Multicomponent Crystals of Clozapine with Improved Solubility: A Combined Theoretical and Experimental Strategy on Coformer Screening and Structure-Property

It is extremely challenging but greatly significant to predict the appropriate cocrystal/salt coformers for the design and preparation of functional multicomponent crystals without an inefficient "trial-error method". The crystal engineering approach was employed to evaluate 46 coformers and obtain eight new clozapine (CLZ) multicomponent crystals so as to improve CLZ solubility. Potential coformers were initially screened by the conductor-like screening model for real solvents (COSMO-RS) approach, Cambridge Structural Database molecular complementarity analysis, and Hansen solubility parameters (HSPs) method with success hit rates of 82.4, 55.6, and 52.2%, respectively. Furthermore, eight multicomponent crystals of CLZ with maleic acid, oxalic acid, fumaric acid, succinic acid, and citric acid were investigated to reveal the detailed crystal structures and the properties, via single-crystal X-ray diffraction (SCXRD), powder X-ray diffraction, Fourier-transformed infrared spectroscopy, differential scanning calorimetry, solubility, RH (relative humidity) stability, and dynamic water vapor adsorption tests. Their relationship between crystal structures and intermolecular interactions were also discussed. The structures of eight multicomponent crystals were first resolved by SCXRD, proving the transfer of protons from the carboxyl radical of the acid to the CLZ piperazine. Four of eight the multicomponent crystals not only achieved higher water solubility than CLZ but also showed excellent humidity stability. Additionally, Hirshfeld surface analysis and molecular electrostatic potential surface analysis were carried out to investigate interactions in multicomponent crystals and the provenance of salt crystals.
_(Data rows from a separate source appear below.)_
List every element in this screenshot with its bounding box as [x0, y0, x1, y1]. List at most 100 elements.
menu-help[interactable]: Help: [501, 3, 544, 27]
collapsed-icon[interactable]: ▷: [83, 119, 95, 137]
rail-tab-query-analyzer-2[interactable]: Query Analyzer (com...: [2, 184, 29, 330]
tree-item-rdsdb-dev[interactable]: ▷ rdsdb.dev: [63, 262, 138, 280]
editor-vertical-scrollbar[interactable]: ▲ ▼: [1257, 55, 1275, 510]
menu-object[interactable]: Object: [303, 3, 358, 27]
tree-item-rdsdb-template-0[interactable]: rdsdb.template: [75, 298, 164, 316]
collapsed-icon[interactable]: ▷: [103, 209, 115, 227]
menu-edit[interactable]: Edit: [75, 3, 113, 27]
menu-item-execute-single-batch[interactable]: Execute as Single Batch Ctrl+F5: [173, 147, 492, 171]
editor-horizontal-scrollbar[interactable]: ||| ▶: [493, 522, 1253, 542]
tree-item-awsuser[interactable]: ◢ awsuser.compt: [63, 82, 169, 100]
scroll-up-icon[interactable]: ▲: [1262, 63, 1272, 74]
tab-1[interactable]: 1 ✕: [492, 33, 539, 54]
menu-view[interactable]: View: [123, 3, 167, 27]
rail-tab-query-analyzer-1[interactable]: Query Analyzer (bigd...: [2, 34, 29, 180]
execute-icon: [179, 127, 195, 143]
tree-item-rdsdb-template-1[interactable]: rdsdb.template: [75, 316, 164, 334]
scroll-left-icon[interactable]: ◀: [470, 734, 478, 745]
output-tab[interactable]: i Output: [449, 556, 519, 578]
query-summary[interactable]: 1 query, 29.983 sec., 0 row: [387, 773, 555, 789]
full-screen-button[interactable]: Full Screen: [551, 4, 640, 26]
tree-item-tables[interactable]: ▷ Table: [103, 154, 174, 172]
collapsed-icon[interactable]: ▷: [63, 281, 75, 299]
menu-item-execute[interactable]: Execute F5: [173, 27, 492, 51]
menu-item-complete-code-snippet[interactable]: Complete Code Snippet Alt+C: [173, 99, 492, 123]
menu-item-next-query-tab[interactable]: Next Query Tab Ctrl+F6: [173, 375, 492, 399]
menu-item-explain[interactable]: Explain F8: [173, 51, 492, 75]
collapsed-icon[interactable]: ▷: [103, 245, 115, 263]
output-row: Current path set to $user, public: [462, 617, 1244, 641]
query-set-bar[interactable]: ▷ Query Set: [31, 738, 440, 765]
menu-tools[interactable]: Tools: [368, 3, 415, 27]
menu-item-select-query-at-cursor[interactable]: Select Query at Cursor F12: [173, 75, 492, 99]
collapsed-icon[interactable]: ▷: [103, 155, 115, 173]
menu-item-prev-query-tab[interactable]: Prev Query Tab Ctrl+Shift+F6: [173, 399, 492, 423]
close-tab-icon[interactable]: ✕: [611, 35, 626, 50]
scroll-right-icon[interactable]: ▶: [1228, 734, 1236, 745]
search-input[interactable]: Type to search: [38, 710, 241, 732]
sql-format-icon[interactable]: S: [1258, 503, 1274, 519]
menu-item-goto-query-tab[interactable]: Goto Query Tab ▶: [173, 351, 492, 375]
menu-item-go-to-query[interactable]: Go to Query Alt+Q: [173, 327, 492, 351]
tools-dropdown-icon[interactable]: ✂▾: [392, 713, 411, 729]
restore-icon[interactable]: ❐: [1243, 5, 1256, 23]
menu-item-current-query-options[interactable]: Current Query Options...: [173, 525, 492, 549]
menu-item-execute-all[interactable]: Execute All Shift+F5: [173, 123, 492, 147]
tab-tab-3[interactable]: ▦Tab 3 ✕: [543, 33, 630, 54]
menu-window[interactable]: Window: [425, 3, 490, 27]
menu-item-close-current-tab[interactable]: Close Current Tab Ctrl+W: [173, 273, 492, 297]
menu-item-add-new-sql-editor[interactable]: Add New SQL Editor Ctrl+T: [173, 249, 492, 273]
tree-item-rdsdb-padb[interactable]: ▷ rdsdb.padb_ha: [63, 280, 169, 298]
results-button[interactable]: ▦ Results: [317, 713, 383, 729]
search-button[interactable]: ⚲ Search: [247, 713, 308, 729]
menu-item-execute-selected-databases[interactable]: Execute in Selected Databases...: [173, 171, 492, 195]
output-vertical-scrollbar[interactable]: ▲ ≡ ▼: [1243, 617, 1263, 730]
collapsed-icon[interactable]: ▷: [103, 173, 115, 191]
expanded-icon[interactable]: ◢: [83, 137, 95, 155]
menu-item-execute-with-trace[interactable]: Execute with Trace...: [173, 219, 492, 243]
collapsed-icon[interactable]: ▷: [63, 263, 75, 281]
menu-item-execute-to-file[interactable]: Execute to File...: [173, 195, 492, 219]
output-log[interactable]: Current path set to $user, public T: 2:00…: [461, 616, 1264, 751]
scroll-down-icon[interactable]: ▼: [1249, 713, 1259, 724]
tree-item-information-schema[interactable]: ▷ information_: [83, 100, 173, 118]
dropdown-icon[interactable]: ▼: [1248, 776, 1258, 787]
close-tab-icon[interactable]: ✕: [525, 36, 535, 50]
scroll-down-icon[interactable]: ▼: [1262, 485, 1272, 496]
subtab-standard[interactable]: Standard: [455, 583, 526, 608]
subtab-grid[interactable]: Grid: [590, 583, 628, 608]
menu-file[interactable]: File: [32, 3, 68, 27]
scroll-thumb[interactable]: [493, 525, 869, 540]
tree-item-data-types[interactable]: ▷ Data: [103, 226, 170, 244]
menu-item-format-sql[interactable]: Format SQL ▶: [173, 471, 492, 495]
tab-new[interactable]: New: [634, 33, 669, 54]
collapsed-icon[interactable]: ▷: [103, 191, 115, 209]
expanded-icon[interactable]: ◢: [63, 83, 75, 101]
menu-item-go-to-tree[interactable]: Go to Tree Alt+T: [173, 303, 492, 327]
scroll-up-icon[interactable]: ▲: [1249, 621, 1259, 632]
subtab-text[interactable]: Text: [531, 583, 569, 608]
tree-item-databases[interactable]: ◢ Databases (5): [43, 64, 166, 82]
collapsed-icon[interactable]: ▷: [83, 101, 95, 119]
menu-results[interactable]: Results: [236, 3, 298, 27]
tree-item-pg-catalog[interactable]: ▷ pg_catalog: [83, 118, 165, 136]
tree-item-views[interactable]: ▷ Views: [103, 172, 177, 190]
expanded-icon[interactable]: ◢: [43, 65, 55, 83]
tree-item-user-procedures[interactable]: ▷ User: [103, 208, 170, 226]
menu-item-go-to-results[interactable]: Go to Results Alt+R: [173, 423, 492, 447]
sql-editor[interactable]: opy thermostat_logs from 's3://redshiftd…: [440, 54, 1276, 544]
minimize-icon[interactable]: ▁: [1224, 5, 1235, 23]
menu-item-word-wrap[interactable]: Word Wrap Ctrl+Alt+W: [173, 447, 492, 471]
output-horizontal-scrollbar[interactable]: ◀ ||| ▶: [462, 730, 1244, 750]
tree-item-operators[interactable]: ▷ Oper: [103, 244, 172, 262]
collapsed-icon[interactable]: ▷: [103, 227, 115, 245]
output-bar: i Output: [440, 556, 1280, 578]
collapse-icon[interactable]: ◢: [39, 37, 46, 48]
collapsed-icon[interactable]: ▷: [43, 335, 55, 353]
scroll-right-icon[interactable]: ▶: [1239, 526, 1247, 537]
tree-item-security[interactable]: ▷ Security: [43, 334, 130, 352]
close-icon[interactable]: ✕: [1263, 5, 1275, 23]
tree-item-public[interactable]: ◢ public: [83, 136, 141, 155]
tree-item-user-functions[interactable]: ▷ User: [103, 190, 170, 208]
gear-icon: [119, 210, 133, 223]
Finally, the atoms-in-molecules analysis was performed to compare the interaction energy and assess the strength of intermolecular hydrogen bonds within the multicomponent crystals. This study not only diversified the solid form of CLZ and demonstrated the practicability of the COSMO-RS screening method but also served as a role model for the selection of coformers for the preparation of multicomponent crystals.